I saw it in practice when I worked at a startup that had a lot of perks in the form of ping pong tables and nerf guns. I have no interest in either of these forms of entertainment and spent exactly zero hours per day using either. The men on my team spent at least 2 hours of a workday on these perks (which, I have to add, meant 2 hours not working.) To be clear, this is not an indictment of their work ethic. The work day is not regimented and they are free to work at the pace that works for them. But I also happened to leave the office earlier than they did. Technically, we should have been compared by our performance metrics. But upper management only saw the fact that I was leaving earlier than my colleagues. We need the framework and vocabulary to argue against this type of “visibility” reward.

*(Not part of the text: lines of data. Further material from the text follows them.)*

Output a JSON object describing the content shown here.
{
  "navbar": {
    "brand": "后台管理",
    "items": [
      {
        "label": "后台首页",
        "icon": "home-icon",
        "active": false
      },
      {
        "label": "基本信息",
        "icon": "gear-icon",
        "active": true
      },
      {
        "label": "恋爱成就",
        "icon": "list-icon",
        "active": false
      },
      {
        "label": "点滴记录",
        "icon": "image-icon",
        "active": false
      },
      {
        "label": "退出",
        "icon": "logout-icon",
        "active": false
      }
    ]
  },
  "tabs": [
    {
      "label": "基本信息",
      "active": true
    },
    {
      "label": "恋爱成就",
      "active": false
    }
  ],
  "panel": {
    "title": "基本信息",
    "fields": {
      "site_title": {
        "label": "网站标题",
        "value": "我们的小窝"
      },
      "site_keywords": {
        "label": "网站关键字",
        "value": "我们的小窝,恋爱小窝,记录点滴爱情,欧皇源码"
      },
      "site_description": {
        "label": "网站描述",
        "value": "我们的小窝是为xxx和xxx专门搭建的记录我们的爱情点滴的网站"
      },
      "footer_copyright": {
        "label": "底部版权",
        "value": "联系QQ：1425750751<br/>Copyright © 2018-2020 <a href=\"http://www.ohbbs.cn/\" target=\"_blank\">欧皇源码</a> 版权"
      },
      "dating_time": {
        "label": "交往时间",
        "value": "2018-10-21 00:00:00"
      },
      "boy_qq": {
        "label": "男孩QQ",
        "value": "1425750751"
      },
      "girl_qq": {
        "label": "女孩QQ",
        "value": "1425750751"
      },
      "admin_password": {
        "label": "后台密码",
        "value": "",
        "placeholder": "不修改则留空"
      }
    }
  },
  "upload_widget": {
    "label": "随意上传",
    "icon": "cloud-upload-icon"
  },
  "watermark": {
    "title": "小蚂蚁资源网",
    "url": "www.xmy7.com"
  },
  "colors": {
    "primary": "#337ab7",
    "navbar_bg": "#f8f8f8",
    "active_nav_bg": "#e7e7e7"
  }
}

Another important aspect that we discussed in the Paths to Power class that I took was sexual harassment in the workplace. This is not just a women’s issue (though because of the current status quo, women are largely the victims of workplace harassment) but a power issue. People in power are able to get away with improper behavior because of their position in the company and economic value. We saw this on an incredibly large and public scale in the Harvey Weinstein case where a man in power was able to abuse women over decades. But it was not just him. It was the way companies are built and the way systems are built that allowed him to silence the victims, and allow his colleagues to turn a blind eye to what was happening. In an interview, Ronan Farrow, who has reported extensively on the MeToo Movement and is the author of Catch and Kill, explained that it isn’t that people around powerful men WANT to cover up their crimes and misdeeds. “Is it worth the trouble?” they ask themselves. And most often, when reputations, money and careers are at stake, the answer is no.

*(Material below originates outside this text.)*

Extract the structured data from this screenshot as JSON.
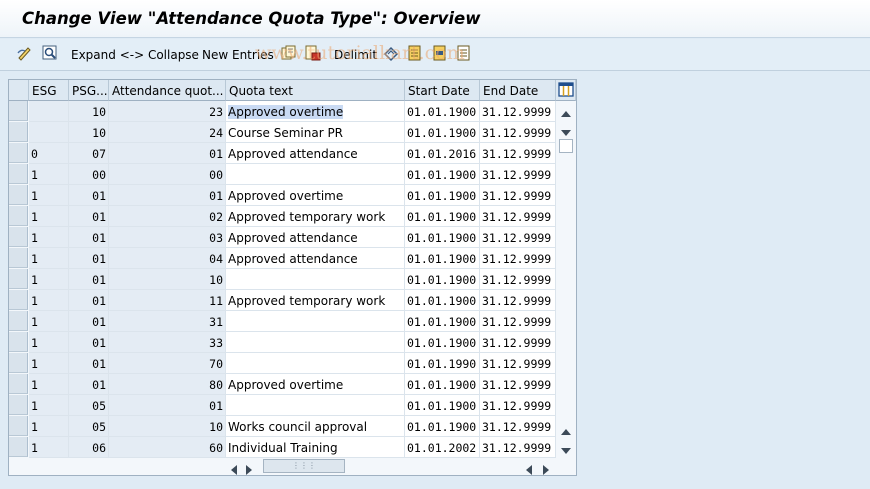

So the solution lies in dismantling the existing systems or at least re-examining them to figure out at what point we can protect employees. The human resources department may be filled with well meaning individuals, but they are still an extension of the company. After all, they are an internal department. An employment lawyer that I spoke with said that the biggest issue with workplace harassment and discrimination cases is that they are incredibly difficult to prove because it is often a situation of he said/she said where one side has a disproportionately larger amount of influence in the company hierarchy. I have heard of startups hiring an “independent investigator” to look into incidents of harassment and discrimination but all of the startup employees I spoke to expressed doubt (rightfully so) at the neutrality of these investigators. How much can you really do when the company that you are investigating is the one that is paying you?
When I spoke with my friends and colleagues, we were all in agreement that we want a truly independent representative from outside the company. A publicly-funded entity (i.e. a government representative) who is able to actually conduct a thorough investigation into the company’s practices and form judgements that are not influenced by who is more valuable to the company because the person who is more valuable is often the offender. The analogy I like to use is that if you are robbed, you call the police. I want to be able to do the equivalent when I am at work. I want someone whose job is to protect my rights in the workplace, and who has no clearly conflicting incentives to not do it.